All I Want for Christmas is a Silent Night. Or Month. Or Year

All I Want for Christmas is a Silent Night. Or Month. Or Year

What do you get for Christmas for the woman who already has everything worth under $15 she could ever want — and doesn’t feel comfortable asking for a gift worth more than $15?

Speaking strictly for herself, Calico has some wonderful ideas that would fit the bill, coming it at a full $15 less than $15. The only problem is, she’s not sure it’s feasible for anyone to give her what she wants.

No, it’s not cheap cookware — and no, not even Calico wears shoes that cost less than $15 (other than the one pair she bought at Target in 2006 that don’t fit anymore). It’s not a trinket, tchotchke or toy, nor is it anything you’d find a wise man carrying around on Christmas Eve. 

So, what are these free gifts Calico has in mind? Are they available through Amazon? Are the current disruptions in the supply chain relevant here? Can silence truly be purchased by people who aren’t organized crime figures?

Find out in Calico’s latest post: “All I Want for Christmas is a Silent Night. Or Month. Or Year.”

– Calico Rudasill, Sssh.com

christmas

Read On…

Having just returned from my traditional, annual, procrastination-driven last minute Christmas shopping spree, I’m not feeling the Christmas spirit in quite the way I’d like. Instead of being filled with cheer and goodwill towards men, I’m ready to stab in the face the next person who tries to cut in front of me at the checkout line.

Wait; maybe that is the Christmas spirit? It seems to be the Black Friday spirit, at least.

At any rate, a couple of my fellow holiday procrastinators recently asked me what I’d like for Christmas and I struggled to come up with anything at all. Part of the problem is that I’ve never felt comfortable asking anyone other than my husband for a gift that costs more than about $15 – and the other part of the problem is that there’s nothing left for under $15 that I want, unless there’s someone out there who gives very cheap, but still very good, massages.

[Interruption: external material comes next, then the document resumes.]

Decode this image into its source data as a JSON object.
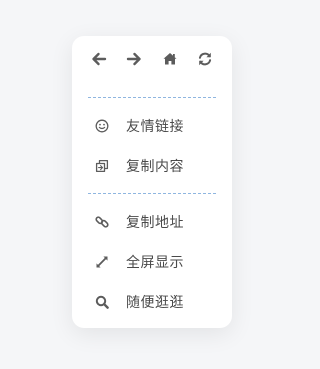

All I Want for Christmas is….

Joining a long tradition of people who have said they only want one thing for Christmas, including Nat King Cole who oddly just wanted a couple teeth and Mariah Carey who wanted me, apparently, I hereby proclaim the only thing I want for Christmas is for a select group of other people to shut the fuck up for a week or two, or even just a single, glorious ‘silent night,’ if that’s all they can muster. (Hey, I’m desperate here; I’ll take what I can get.)

What follows is not a comprehensive list of people I’d like to hear less from, but it does represent the people I’d most like to hear less from. Please note that I have resisted the temptation to put my mother-in-law on the list, which I’ve decided will be my gift to her this year. 

(Just kidding; you know I love you, Mom 2.0.)

Exodus Cry

I’m not going to link to this organization, or its Twitter, or the Twitter of its main mouthpiece, because their obnoxious, condescending, couched-in-a-good-cause bullshit makes me want to puke in my coffee cup – and this is really good coffee.

If you’re not familiar with Exodus Cry, they’re a Christian organization that wants to eliminate all forms of sex work, but that tends to claim its goal is the eradication of “sex trafficking.” What they don’t tell people is that in their minds, all porn is sex trafficking, as is all exotic dancing – and who knows, maybe all regular dancing, too.

Anyway, I don’t have more to say about or to these people other than “Happy Holidays! Now, please: shut the fuck up.”

The National Center on Sexual Exploitation

The NCOSE is another anti-porn organization, one that likes to pretend it is having all kinds of success in combatting the adult industry. Every time a business makes a decision that involves dropping adult content or programming, the NCOSE leaps up to take credit, whether it’s Roku dropping porn channels nobody ever watches in the first place, or hotels removing adult movies from in-room entertainment that nobody purchases anymore, now that they can all the same stuff for free on the internet – courtesy of the in-room Wifi those same hotels are still happy to provide, often at a cost comparable to ordering a pay-per-view movie.

Seriously, NCOSE: Just stick a sock in it for a couple months. Who knows? You might even rack up more “victories” that way.

Donald Trump

I’ve been sick of hearing from this narcissistic toad since the late 1980s and nothing that has taken place in the intervening 30+ years has made me want to hear more from him. I don’t care if its his ceaseless moaning about an election being ‘stolen’ from him, or his pathetic defense of all the jackasses who took that crap seriously enough that they somehow found themselves fighting cops on the steps of the Capitol Building, I just don’t want to hear it anymore.

Speaking of things Donald Trump says, anybody notice that he never followed through on that much ballyhooed “pledge” to crack down on porn if elected president? Maybe Don doesn’t want to hear anything more from the likes of Exodus Cry, either.

All kidding aside, I hope everyone reading this has a wonderful Christmas and lovely holiday season – yes, even if the people reading this include employees of certain anti-porn organizations and former Presidents I have asked to shut up.